The Bank of England Base Rate was cut today 50 basis points to 1% today, which begs the question, will rates go any lower? Everything that I have read seems to indicate that 1% is where the bottom of the interest rate curve is going to be and is likely to stay there for 2009 and into to 2010.

If we have reached the bottom of the interest rate curve, perhaps it is time to fix in the cost of funding. The latest fixed rate quotes that I have seen at the end of Jan are;

2-year – 2.16% + margin
3-year – 2.75% + margin
5-year – 3.21% + margin

I guess that if this is the bottom of the market then fixed rates will presumably be on the rise going forward – you can see the trend.

From a Bank perspective, there are now only a couple remaining in the Healthcare sector who are lending at margins over Bank of England Base and only one remaining Bank who is lending at Bank of England Base Rate at any serious funding levels. Margins are also on the way up and risk departments of commercial lenders are really driving the Banks at the moment which is why we are seeing loan to value levels being scaled back for lesser quality deals.

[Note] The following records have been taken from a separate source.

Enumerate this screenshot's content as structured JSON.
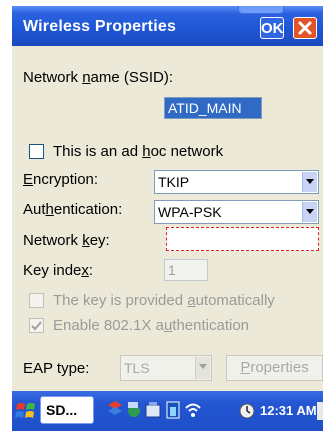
{
  "window": {
    "title": "Wireless Properties",
    "ok_label": "OK"
  },
  "form": {
    "ssid_label_pre": "Network ",
    "ssid_label_key": "n",
    "ssid_label_post": "ame (SSID):",
    "ssid_value": "ATID_MAIN",
    "adhoc_pre": "This is an ad ",
    "adhoc_key": "h",
    "adhoc_post": "oc network",
    "adhoc_checked": false,
    "encryption_key": "E",
    "encryption_post": "ncryption:",
    "encryption_value": "TKIP",
    "auth_pre": "Aut",
    "auth_key": "h",
    "auth_post": "entication:",
    "auth_value": "WPA-PSK",
    "netkey_pre": "Network ",
    "netkey_key": "k",
    "netkey_post": "ey:",
    "netkey_value": "",
    "keyidx_pre": "Key inde",
    "keyidx_key": "x",
    "keyidx_post": ":",
    "keyidx_value": "1",
    "keyauto_pre": "The key is provided ",
    "keyauto_key": "a",
    "keyauto_post": "utomatically",
    "keyauto_checked": false,
    "enable8021x_pre": "Enable 802.1X a",
    "enable8021x_key": "u",
    "enable8021x_post": "thentication",
    "enable8021x_checked": true,
    "eap_label": "EAP type:",
    "eap_value": "TLS",
    "properties_key": "P",
    "properties_post": "roperties"
  },
  "taskbar": {
    "task_label": "SD...",
    "clock": "12:31 AM"
  },
  "colors": {
    "title_bar": "#2c62df",
    "selection": "#316ac5",
    "close_button": "#e2542a"
  }
}
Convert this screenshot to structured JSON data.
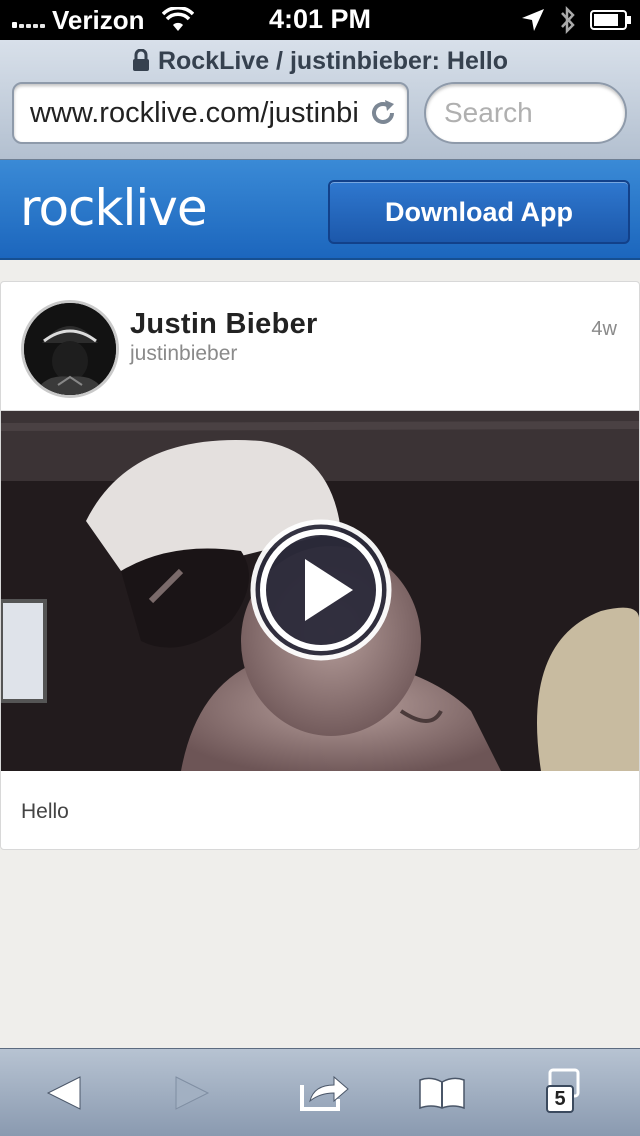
{
  "status_bar": {
    "carrier": "Verizon",
    "time": "4:01 PM"
  },
  "browser": {
    "page_title": "RockLive / justinbieber: Hello",
    "url": "www.rocklive.com/justinbieber",
    "search_placeholder": "Search",
    "tab_count": "5"
  },
  "site_header": {
    "logo_text": "rocklive",
    "download_button_label": "Download App",
    "brand_color": "#1f6cc2"
  },
  "post": {
    "author_name": "Justin Bieber",
    "author_handle": "justinbieber",
    "time_ago": "4w",
    "caption": "Hello"
  },
  "icons": {
    "status": [
      "signal-icon",
      "wifi-icon",
      "location-icon",
      "bluetooth-icon",
      "battery-icon"
    ],
    "browser": [
      "lock-icon",
      "reload-icon"
    ],
    "video": [
      "play-icon"
    ],
    "toolbar": [
      "back-icon",
      "forward-icon",
      "share-icon",
      "bookmarks-icon",
      "tabs-icon"
    ]
  }
}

In the future, all Banks lending into the commercial sector will probably end up with LIBOR linked products and because of this, I think we will see a greater number of clients using sophisticated financial instruments to mitigate interest rate movement risk. The 3m LIBOR rate (2.16% today) is proving to be quite stubborn in moving quickly down to parity with Base Rate. To an extend, this reflects the mistrust of the Banks of each other. There was an interesting article here that made The Times that was sent to me by a friend at Investec which indicates how this problem might be solved.

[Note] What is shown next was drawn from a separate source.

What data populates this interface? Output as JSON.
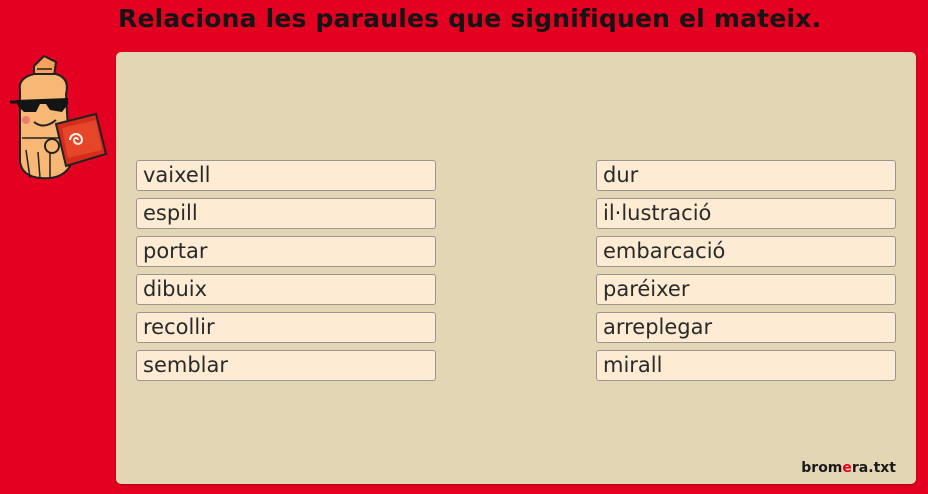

Lastly, I had an interesting lunch with one of the top valuation firms within the Healthcare sector the other day. Their general outlook was that values within Healthcare are holding up but because of the lesser number of buyers around, there are less numbers of offers going in on any given business for sale which has a knock on effect of on the values that are achieved for sale.

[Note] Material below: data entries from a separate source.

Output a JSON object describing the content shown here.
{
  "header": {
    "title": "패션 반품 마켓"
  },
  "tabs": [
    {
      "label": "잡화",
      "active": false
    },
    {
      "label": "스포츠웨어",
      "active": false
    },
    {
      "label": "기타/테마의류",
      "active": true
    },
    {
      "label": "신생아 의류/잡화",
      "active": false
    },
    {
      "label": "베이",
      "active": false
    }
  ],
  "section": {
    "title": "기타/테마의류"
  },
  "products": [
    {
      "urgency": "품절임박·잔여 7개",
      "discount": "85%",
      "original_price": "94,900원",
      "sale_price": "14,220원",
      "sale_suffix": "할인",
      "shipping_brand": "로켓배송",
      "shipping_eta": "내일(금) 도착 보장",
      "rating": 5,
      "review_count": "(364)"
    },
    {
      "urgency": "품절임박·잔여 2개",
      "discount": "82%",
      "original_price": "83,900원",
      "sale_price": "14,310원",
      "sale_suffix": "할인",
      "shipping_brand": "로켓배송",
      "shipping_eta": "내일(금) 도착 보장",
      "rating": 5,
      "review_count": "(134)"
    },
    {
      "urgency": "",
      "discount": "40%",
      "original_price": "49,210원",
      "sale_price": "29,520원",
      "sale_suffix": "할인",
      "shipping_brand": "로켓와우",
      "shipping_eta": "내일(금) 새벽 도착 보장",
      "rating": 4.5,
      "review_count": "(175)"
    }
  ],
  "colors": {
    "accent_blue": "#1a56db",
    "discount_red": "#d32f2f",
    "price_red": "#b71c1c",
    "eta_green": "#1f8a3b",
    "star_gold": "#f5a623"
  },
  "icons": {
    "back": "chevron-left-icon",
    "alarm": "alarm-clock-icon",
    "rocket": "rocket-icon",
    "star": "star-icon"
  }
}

A lot of the determining factor of value (and this has always been the case) is to do with the quality of the business being valued but this is more important today than ever. The valuers were saying that it is no good for an owner or seller to just have the financials of their business written down on the back of a scrap of paper but to create an audit trail and justification for their valuation, the valuers are now all looking for historic accounts and accurate up–to-date management info.